Lyon : «chassées» par un marché de Noël, des familles quittent leur campement pour s’installer dans une école

Les rangées de tentes grossissaient depuis des mois à l’entrée de la trémie cyclable de Perrache. L’arrivée du froid mordant en cette fin novembre s’est finalement doublée d’une annonce de démantèlement de ce camp pour la soixantaine de personnes qui y vivaient. Les forces de l’ordre sont venues en début de semaine les prévenir d’une expulsion à venir pour permettre l’installation du traditionnel marché de Noël de la place Carnot, devant la gare de Perrache. «Les tentes ce n’est pas assez dans l’esprit de Noël», s’est insurgé le collectif Jamais sans Toit, déplorant l’absence de solution de relogement.
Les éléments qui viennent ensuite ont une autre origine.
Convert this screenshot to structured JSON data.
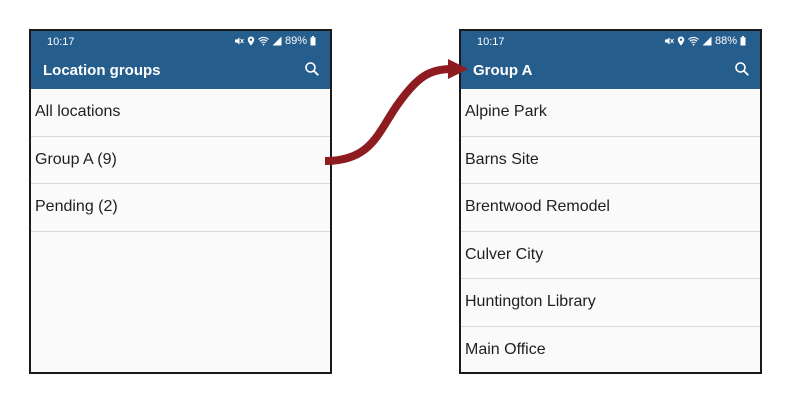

Face à cette situation, les militants ont demandé à la mairie de Lyon, l’ouverture de l’ancienne école Gillibert voisine et vide, dans ce même 2e arrondissement, pour y héberger les familles. Problème, le bâtiment est promis de longue date à l’école des Beaux-Arts, qui doit en prendre possession au 1er janvier 2025. C’est d’ailleurs pour cela qu’il était laissé vacant. 

80 campements dans Lyon

Après un rassemblement et une réunion en préfecture, jeudi soir, le collectif et les familles ont finalement eux-mêmes ouvert les portes du bâtiment. «Nous avons constaté la situation», indique Sophia Popoff (EELV), adjointe au maire de Lyon en charge du Logement. Mise devant le fait accompli, la municipalité écologiste, engagée dans la lutte contre le sans-abrisme, a renoncé à lancer les procédures d’expulsion. Et conclu un accord oral avec les familles et militants associatifs d’une libération des lieux au 15 décembre.

De quoi donner un peu de temps pour trouver une solution pérenne, même si les capacités d’accueil sont largement saturées. Quelque 14.000 personnes sont en attente d’un logement a récemment alerté le Samu social 69, un record historique. «On voit bien que la situation du sans-abrisme se dégrade, souffle Sophia Popoff. On croise de plus en plus de campements dans Lyon, et ce n’est pas qu’une impression, on est passé de 63 campements l’an dernier à 80 aujourd’hui». Dans ces tentes, 141 enfants dorment à la rue.

Très loin du «Zéro enfant à la rue»

Une situation qui n’est pas spécifique à Lyon mais qui demeure très éloignée de la fameuse promesse de campagne écologiste de «Zéro enfant à la rue». Les municipalités n’ont de toute façon pas la compétence de l’hébergement d’urgence. La ville de Lyon tente néanmoins d’agir. Elle a ouvert 72 places dans un ancien Ehpad de la ville et mobilise son patrimoine bâti vacant, qui peut être réquisitionné depuis l’hiver dernier

Comme les hivers précédents, des écoles sont par ailleurs occupées les soirs par les élèves qui n’ont pas de toit avec le soutien d’associations. Une vingtaine de familles avec 50 enfants dorment ainsi dans 14 écoles lyonnaises, à ce jour. Depuis Noël dernier, la municipalité paye aussi des nuitées d’hôtel quand les écoles ferment pendant les vacances scolaires. «On est passé d’un budget de 70.000 euros à 2,5 millions entre 2021 et 2024», souligne Sophia Popoff. Mais on n’y arrivera pas seul». 

À l’école Gillibert, la plupart des personnes seraient des réfugiés afghans avec un titre de séjour, d’autres sont albanais. «Ces publics doivent être pris en charge par l’État», martèle Sophia Popoff. Pas si simple, répond la préfecture assurant que des diagnostics individualisés sont réalisés. Les services de l’État rappellent les nombreuses places créées ces dernières années : plus de 25.000 sont disponibles dans le département fait savoir l’entourage de la préfète. Il ne devrait pas y avoir de créations supplémentaires cette année, qui plus est dans un contexte budgétaire contraint.